The son of Pakistani parents who emigrated to Britain in the 1960s, new interior minister Sajid Javid took charge Monday of a ministry in crisis over its treatment of immigrants.
The son of Pakistani parents who emigrated to Britain in the 1960s, new interior minister Sajid Javid took charge Monday of a ministry in crisis over its treatment of immigrants.
The 48-year-old former investment banker became the first home secretary from an ethnic minority.
It is one of the four great offices of state in British politics along with prime minister, the foreign secretary, and finance minister, and also one of the toughest.
He replaced Amber Rudd, who resigned on Sunday night following a crisis over the threatened deportation of members of the Windrush generation, whose families moved to Britain from the Caribbean in the 1950s and 1960s.
The day before his appointment, Javid had told The Sunday Telegraph that issue felt “very personal”, saying:
“I thought, that could be my mum, it could be my dad, it could be my uncle, it could be me.”
Javid now takes responsibility for resolving the situation, promising to treat those affected with “decency and fairness”, as well as dealing with wider immigration policy, policing and counter-terrorism.
Prime Minister Theresa May’s spokesman said Javid, who formerly ran housing policy and before that was business minister, had “proved his drive, his ambition and his determination to get to grips with difficult subjects”.
– Long-tipped for high office –
Javid has risen swiftly through the ranks since his election to parliament in 2010, and his personal history has made him a poster boy for the Conservative Party, for which self-reliance is key.

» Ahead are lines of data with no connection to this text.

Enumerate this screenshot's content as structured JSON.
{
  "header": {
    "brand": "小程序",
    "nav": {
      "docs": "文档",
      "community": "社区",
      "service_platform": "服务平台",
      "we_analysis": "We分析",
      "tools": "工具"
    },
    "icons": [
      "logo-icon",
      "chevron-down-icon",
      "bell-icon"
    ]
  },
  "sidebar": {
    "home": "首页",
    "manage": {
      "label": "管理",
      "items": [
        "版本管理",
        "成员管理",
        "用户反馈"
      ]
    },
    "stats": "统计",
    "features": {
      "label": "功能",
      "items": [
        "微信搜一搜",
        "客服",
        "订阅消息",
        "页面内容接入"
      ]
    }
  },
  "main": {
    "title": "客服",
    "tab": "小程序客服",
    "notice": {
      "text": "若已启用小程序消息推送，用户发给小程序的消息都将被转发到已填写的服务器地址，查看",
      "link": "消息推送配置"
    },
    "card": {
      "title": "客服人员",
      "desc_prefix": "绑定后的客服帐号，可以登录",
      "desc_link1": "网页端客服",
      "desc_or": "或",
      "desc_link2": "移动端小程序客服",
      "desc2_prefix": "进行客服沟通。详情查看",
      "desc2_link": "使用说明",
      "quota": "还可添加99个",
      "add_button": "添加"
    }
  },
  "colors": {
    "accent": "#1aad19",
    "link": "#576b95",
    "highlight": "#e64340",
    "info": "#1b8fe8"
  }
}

His father arrived in Britain with nothing but £1 in his pocket, working in a cotton mill in Rochdale, near Manchester in central England.
He later moved his family — including Javid, one of five siblings — to the southwestern English city of Bristol, working as a bus driver and then taking over a ladieswear store.
The area was tough but Javid went to university and made a successful career in banking, first at Chase Manhattan Bank and then at Deutsche Bank, before entering politics.
Javid now represents the face of modern, multicultural Britain — his parents are Muslim but he does not practice, while his wife Laura, with whom he has four children, is a church-going Christian.
A Thatcherite and supporter of free markets, he had a history of Euroscepticism but came out against Brexit in the 2016 referendum on leaving the European Union.
Rudd was a strong supporter for staying in the bloc, and Javid will now replace her on key cabinet committees that will help decide the future of Britain’s relationship with the EU ahead of Brexit day in March 2019.